The RM runs as a daemon on a dedicated machine, and acts as the central authority arbitrating resources among various competing applications in the cluster. Given this central and global view of the cluster resources, it can enforce rich, familiar properties such as fairness [R10], capacity [R10], and locality [R4] across tenants. Depending on the application demand, scheduling priorities, and resource availability, the RM dynamically allocates leases– called containers– to applications to run on particular nodes. The container is a logical bundle of resources (e.g., ⟨2GB RAM, 1 CPU⟩) bound to a particular node [R4,R9]. In order to enforce and track such assignments, the RM interacts with a special system daemon running on each node called the NodeManager (NM). Communications between RM and NMs are heartbeat-based for scalability. NMs are responsible for monitoring resource availability, reporting faults, and container lifecycle management (e.g., starting, killing). The RM assembles its global view from these snapshots of NM state.

Jobs are submitted to the RM via a public submission protocol and go through an admission control phase during which security credentials are validated and various operational and administrative checks are performed [R7]. Accepted jobs are passed to the scheduler to be run. Once the scheduler has enough resources, the application is moved from accepted to running state. Aside from internal bookkeeping, this involves allocating a container for the AM and spawning it on a node in the cluster. A record of accepted applications is written to persistent storage and recovered in case of RM restart or failure.

The ApplicationMaster is the “head” of a job, managing all lifecycle aspects including dynamically increasing and decreasing resources consumption, managing the flow of execution (e.g., running reducers against the output of maps), handling faults and computation skew, and performing other local optimizations. In fact, the AM can run arbitrary user code, and can be written in any programming language since all communication with the RM and NM is encoded using extensible communication protocols —as an example consider the Dryad port we discuss in Section 4.2. YARN makes few assumptions about the AM, although in practice we expect most jobs will use a higher level programming framework (e.g., MapReduce, Dryad, Tez, REEF, etc.). By delegating all these functions to AMs, YARN’s architecture gains a great deal of scalability [R1], programming model flexibility [R8], and improved upgrading/testing [R3] (since multiple versions of the same framework can coexist).

Typically, an AM will need to harness the resources (cpus, RAM, disks etc.) available on multiple nodes to complete a job.

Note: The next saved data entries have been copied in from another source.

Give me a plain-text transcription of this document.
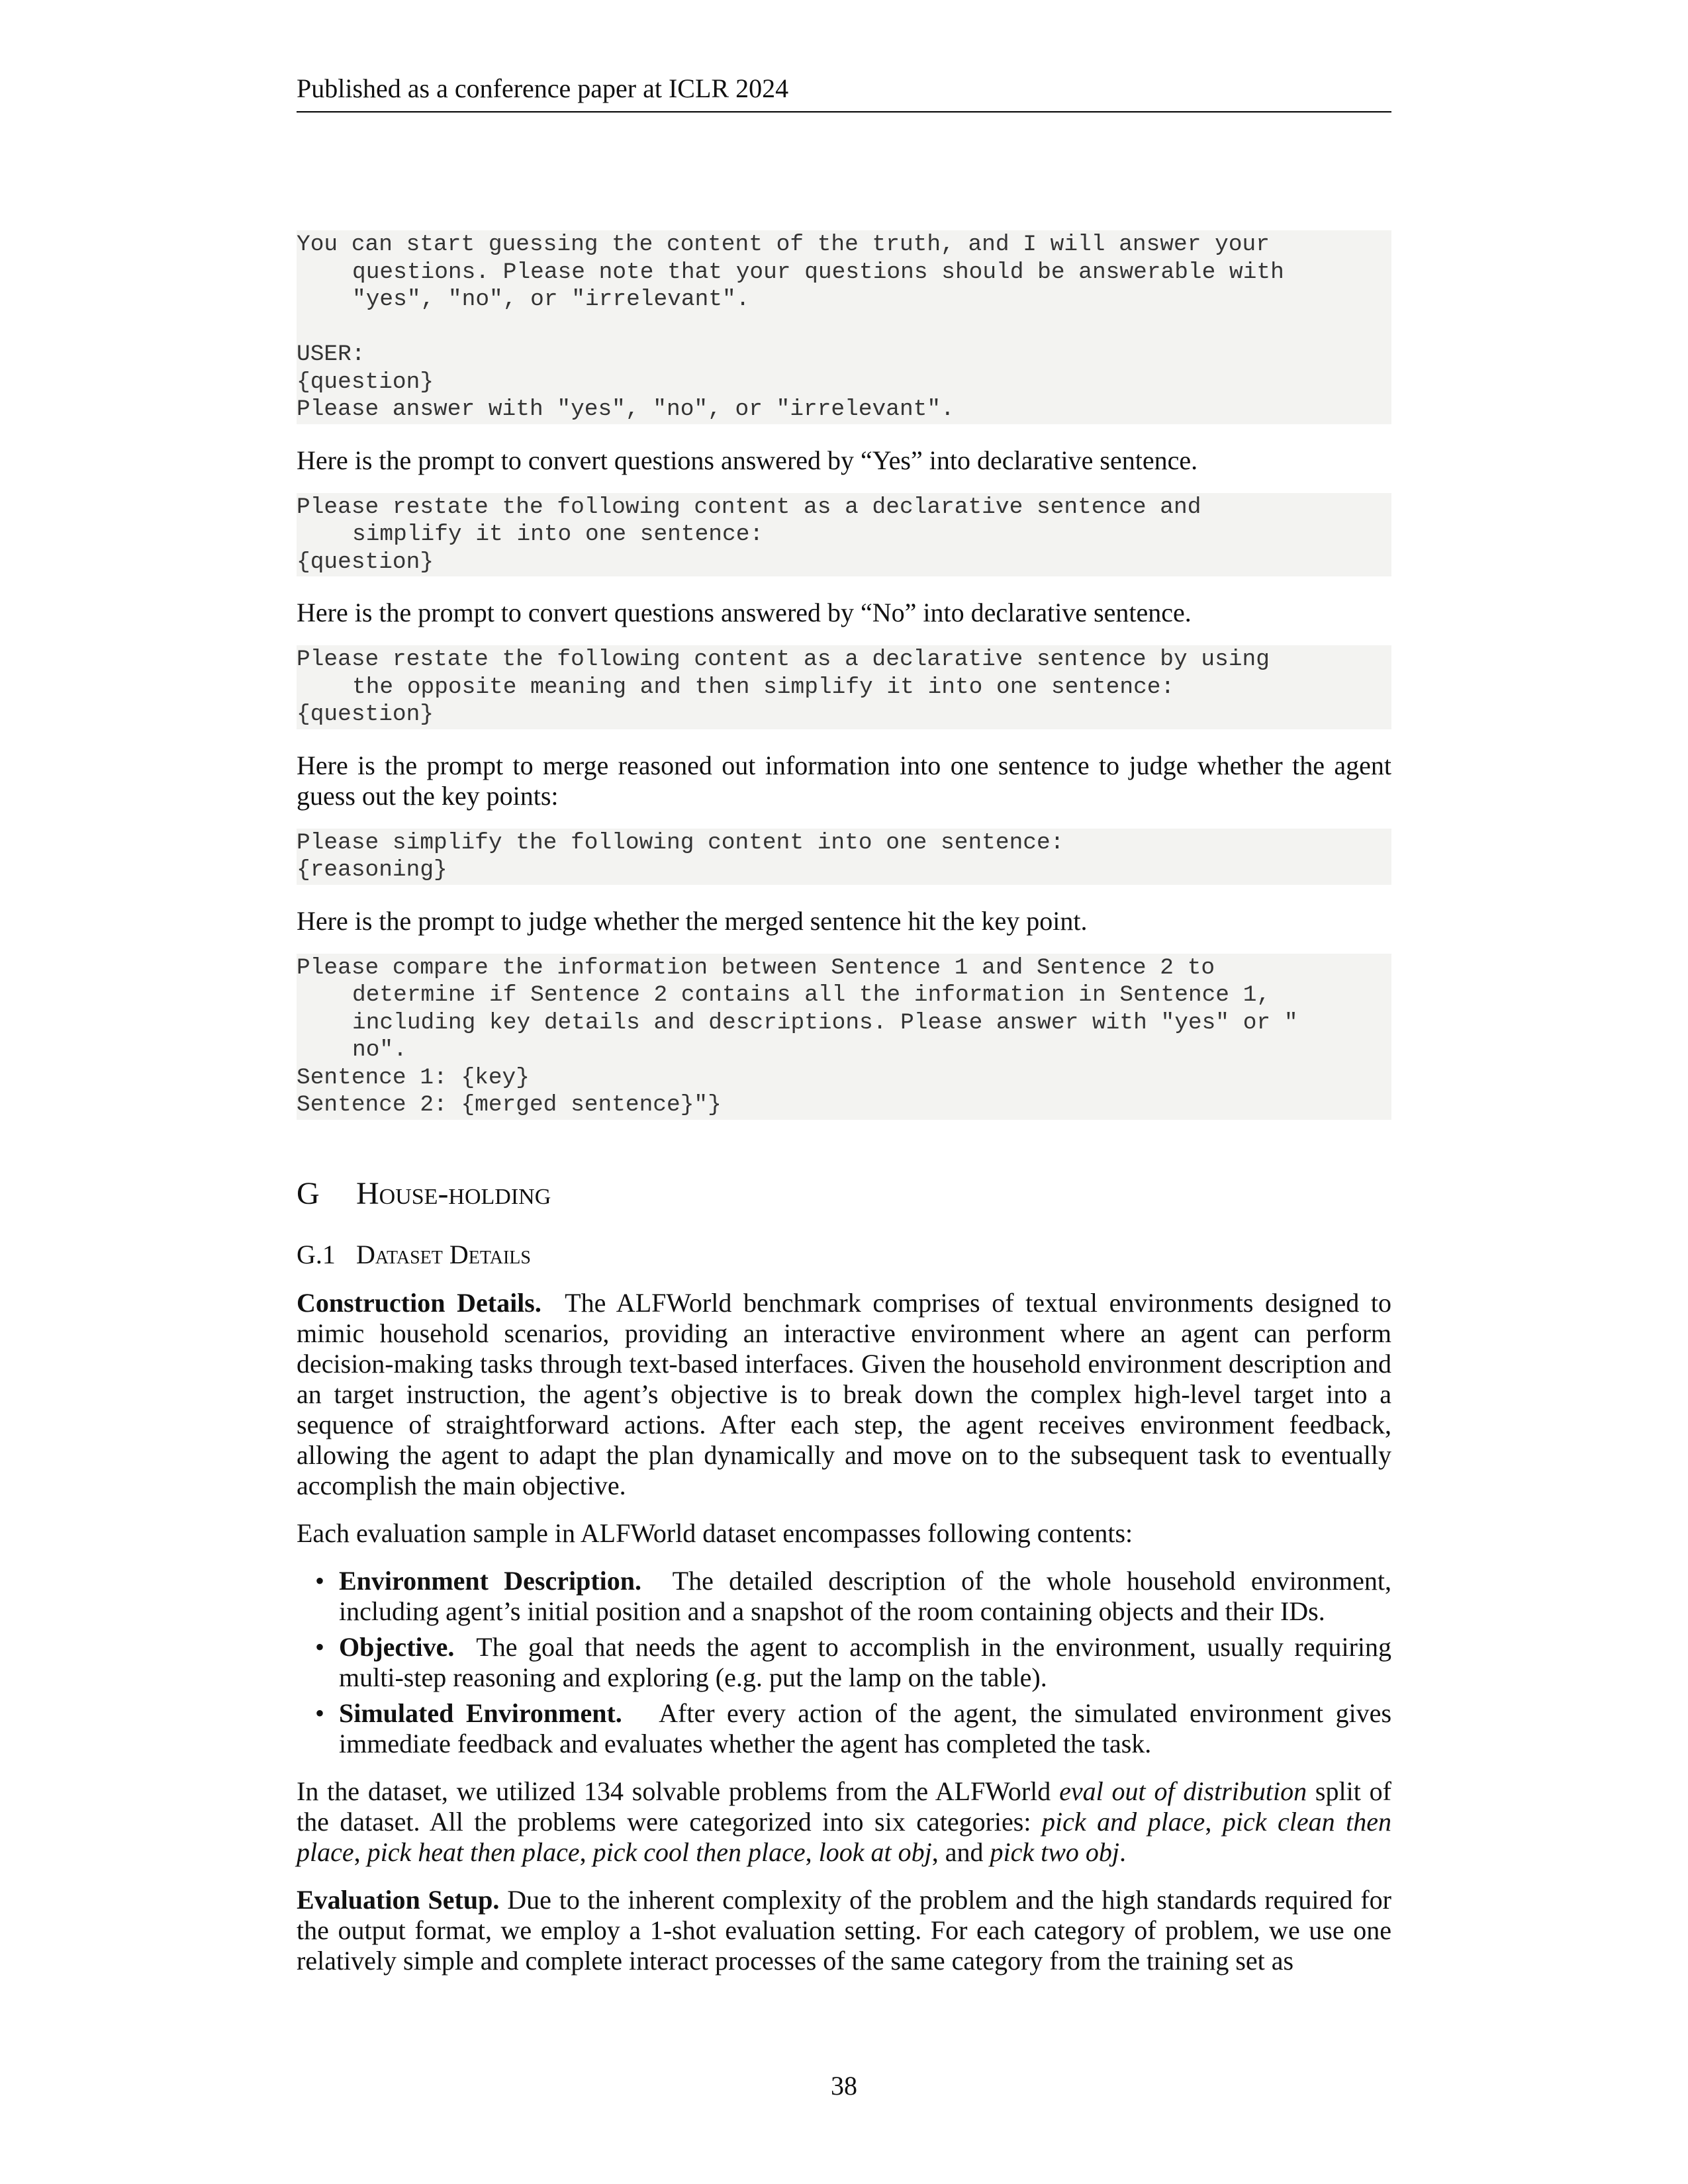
Published as a conference paper at ICLR 2024
You can start guessing the content of the truth, and I will answer your
questions. Please note that your questions should be answerable with
"yes", "no", or "irrelevant".
USER:
{question}
Please answer with "yes", "no", or "irrelevant".

Here is the prompt to convert questions answered by “Yes” into declarative sentence.

Please restate the following content as a declarative sentence and
simplify it into one sentence:
{question}

Here is the prompt to convert questions answered by “No” into declarative sentence.

Please restate the following content as a declarative sentence by using
the opposite meaning and then simplify it into one sentence:
{question}

Here is the prompt to merge reasoned out information into one sentence to judge whether the agent guess out the key points:

Please simplify the following content into one sentence:
{reasoning}

Here is the prompt to judge whether the merged sentence hit the key point.

Please compare the information between Sentence 1 and Sentence 2 to
determine if Sentence 2 contains all the information in Sentence 1,
including key details and descriptions. Please answer with "yes" or "
no".
Sentence 1: {key}
Sentence 2: {merged sentence}"}
G House-holding
G.1 Dataset Details

Construction Details. The ALFWorld benchmark comprises of textual environments designed to mimic household scenarios, providing an interactive environment where an agent can perform decision-making tasks through text-based interfaces. Given the household environment description and an target instruction, the agent’s objective is to break down the complex high-level target into a sequence of straightforward actions. After each step, the agent receives environment feedback, allowing the agent to adapt the plan dynamically and move on to the subsequent task to eventually accomplish the main objective.

Each evaluation sample in ALFWorld dataset encompasses following contents:

• Environment Description. The detailed description of the whole household environment, including agent’s initial position and a snapshot of the room containing objects and their IDs.
• Objective. The goal that needs the agent to accomplish in the environment, usually requiring multi-step reasoning and exploring (e.g. put the lamp on the table).
• Simulated Environment. After every action of the agent, the simulated environment gives immediate feedback and evaluates whether the agent has completed the task.

In the dataset, we utilized 134 solvable problems from the ALFWorld eval out of distribution split of the dataset. All the problems were categorized into six categories: pick and place, pick clean then place, pick heat then place, pick cool then place, look at obj, and pick two obj.

Evaluation Setup. Due to the inherent complexity of the problem and the high standards required for the output format, we employ a 1-shot evaluation setting. For each category of problem, we use one relatively simple and complete interact processes of the same category from the training set as

38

To obtain containers, AM issues resource requests to the RM. The form of these requests includes specification of locality preferences and properties of the containers. The RM will attempt to satisfy the resource requests coming from each application according to availability and scheduling policies. When a resource is allocated on behalf of an AM, the RM generates a lease for the resource, which is pulled by a subsequent AM heartbeat. A token-based security mechanism guarantees its authenticity when the AM presents the container lease to the NM [R4]. Once the ApplicationMaster discovers that a container is available for its use, it encodes an application-specific launch request with the lease. In MapReduce, the code running in the container is either a map task or a reduce task. If needed, running containers may communicate directly with the AM through an application-specific protocol to report status and liveness and receive framework-specific commands– YARN neither facilitates nor enforces this communication. Overall, a YARN deployment provides a basic, yet robust infrastructure for lifecycle management and monitoring of containers, while application-specific semantics are managed by each framework [R3,R8].

This concludes the architectural overview of YARN.